Passou um filme todo na minha cabeça. Lá estavam 12 dos 13 filhos; Macho, assim chamado entre eles, Valdeir, está internado. Os outros eram acalentados pelos amigos, filhos e muitos primos. Primo pra cá e pra lá.

_ Primo, quanto tempo! Meu Deus, essa é qual prima?
Todos se chamam assim, Primo. Ninguém fala o nome de ninguém, é tudo primo e prima.

A cidade parou para se despedir da Tia Fiota. Todo mundo sabia que a Festa na Roça precisava acontecer de novo, mas lá no canto, ficou vazio; Tia Fiota já não está mais lá.

A Capela da pacata cidade estava lotada, o culto foi comovente. Revi todos da época da minha infância. Foi uma reviravolta de memórias. Tia Fiota, mulher honesta, trabalhadeira, protetora. Quando tio Franço bebia um gole a mais e batia nos meninos à toa, ela entrava no paiol e o arrancava pelo braço como uma leoa.

Ah, Tia Fiota, que bom saber que Marilza dedicou seus últimos anos inteiramente a cuidar da senhora. Largou marido, casa, filhos e netos. Que Neneca estava sempre lá; quando a senhora estava na Roça, ela cozinhava para todos. Que Joana, por perto o tempo todo, a levava para passear no Mosão. Que seus filhos todos choravam nesta última tarde juntos, cada qual com a sua dor, sua lembrança e gratidão.

Que saudade hoje daqueles tempos de outrora. Do pé de maracujá perto do grupo, perto do mata-burro onde a gente estudava, do banho de brejo, das caças às preás…

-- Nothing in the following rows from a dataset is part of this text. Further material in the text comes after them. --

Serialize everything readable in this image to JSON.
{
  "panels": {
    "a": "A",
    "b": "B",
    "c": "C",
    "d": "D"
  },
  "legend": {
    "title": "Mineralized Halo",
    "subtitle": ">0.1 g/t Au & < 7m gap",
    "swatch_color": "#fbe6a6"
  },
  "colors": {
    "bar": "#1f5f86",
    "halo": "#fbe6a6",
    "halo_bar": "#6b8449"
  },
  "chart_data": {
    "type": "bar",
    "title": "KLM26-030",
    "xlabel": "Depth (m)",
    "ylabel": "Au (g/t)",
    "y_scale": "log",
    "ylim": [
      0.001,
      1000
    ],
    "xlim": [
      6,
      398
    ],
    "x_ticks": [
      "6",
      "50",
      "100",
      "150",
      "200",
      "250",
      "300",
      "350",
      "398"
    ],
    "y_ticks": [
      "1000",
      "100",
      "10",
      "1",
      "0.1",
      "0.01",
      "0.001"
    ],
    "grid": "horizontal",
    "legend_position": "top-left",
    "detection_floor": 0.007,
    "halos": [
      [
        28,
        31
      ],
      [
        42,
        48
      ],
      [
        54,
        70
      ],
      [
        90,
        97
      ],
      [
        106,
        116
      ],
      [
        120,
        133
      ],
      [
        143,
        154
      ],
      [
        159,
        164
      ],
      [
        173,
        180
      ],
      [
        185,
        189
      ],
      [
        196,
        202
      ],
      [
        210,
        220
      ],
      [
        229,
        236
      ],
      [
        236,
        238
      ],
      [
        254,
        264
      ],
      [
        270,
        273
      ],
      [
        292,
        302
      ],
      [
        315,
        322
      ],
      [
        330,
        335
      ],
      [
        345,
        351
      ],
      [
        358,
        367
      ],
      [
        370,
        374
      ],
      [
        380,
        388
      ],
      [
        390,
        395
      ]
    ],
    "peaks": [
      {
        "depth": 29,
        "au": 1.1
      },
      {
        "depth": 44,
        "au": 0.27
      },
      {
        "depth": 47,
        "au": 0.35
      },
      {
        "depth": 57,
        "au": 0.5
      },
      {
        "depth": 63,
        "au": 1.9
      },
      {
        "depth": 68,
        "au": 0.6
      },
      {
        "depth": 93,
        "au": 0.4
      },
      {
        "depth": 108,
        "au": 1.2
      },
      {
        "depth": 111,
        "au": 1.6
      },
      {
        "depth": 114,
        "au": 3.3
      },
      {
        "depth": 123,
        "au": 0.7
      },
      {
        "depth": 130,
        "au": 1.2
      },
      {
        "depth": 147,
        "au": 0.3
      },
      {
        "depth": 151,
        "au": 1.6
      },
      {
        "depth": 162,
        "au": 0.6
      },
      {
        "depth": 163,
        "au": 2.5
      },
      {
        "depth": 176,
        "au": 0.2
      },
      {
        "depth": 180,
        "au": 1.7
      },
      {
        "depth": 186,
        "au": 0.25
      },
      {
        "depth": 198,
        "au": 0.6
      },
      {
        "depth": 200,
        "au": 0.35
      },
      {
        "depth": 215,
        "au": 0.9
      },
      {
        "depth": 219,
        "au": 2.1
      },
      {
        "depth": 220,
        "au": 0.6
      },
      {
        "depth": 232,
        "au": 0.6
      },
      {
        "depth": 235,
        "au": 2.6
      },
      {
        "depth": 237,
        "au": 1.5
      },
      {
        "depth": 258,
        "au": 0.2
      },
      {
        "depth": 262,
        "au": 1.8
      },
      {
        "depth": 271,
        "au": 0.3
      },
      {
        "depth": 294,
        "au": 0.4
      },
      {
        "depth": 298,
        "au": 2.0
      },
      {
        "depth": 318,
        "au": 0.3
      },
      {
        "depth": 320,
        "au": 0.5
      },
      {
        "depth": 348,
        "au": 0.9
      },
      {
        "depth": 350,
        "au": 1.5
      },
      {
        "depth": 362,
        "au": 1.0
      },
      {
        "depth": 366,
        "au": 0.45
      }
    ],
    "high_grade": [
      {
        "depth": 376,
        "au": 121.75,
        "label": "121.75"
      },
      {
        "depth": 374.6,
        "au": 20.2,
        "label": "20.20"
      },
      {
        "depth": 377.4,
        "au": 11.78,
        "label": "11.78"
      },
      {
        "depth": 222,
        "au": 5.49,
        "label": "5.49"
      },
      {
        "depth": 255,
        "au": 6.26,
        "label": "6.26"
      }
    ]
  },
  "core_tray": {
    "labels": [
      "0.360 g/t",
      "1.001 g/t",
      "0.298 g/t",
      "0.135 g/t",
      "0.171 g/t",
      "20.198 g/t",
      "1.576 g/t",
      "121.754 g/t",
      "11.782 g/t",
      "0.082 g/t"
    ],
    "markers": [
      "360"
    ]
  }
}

Tia Fiota, Eumazima Batista Sedano, 89 anos, se foi neste domingo, às 4h00, deixando o Canto silencioso. Não tem mais nenhuma graça, não tem a varanda, janelas de pau, tramelas. Não há mais nenhum pé de laranja-baía, paiol, fogão a lenha. Acho que o campo virou pasto ou secou e, até a moita de bambu acabou. Não tem mais roça de mandioca, nem café para apanhar. Não tem caça para fazer pro almoço. As meninas foram embora. Os meninos se casaram todos. A casa enorme está vazia, a senhora se foi, dorme. Madrugada de domingo, 02, o canto acabou. Dorme, tia, descansa em paz. Seus 13 filhos cresceram, vão ficar bem.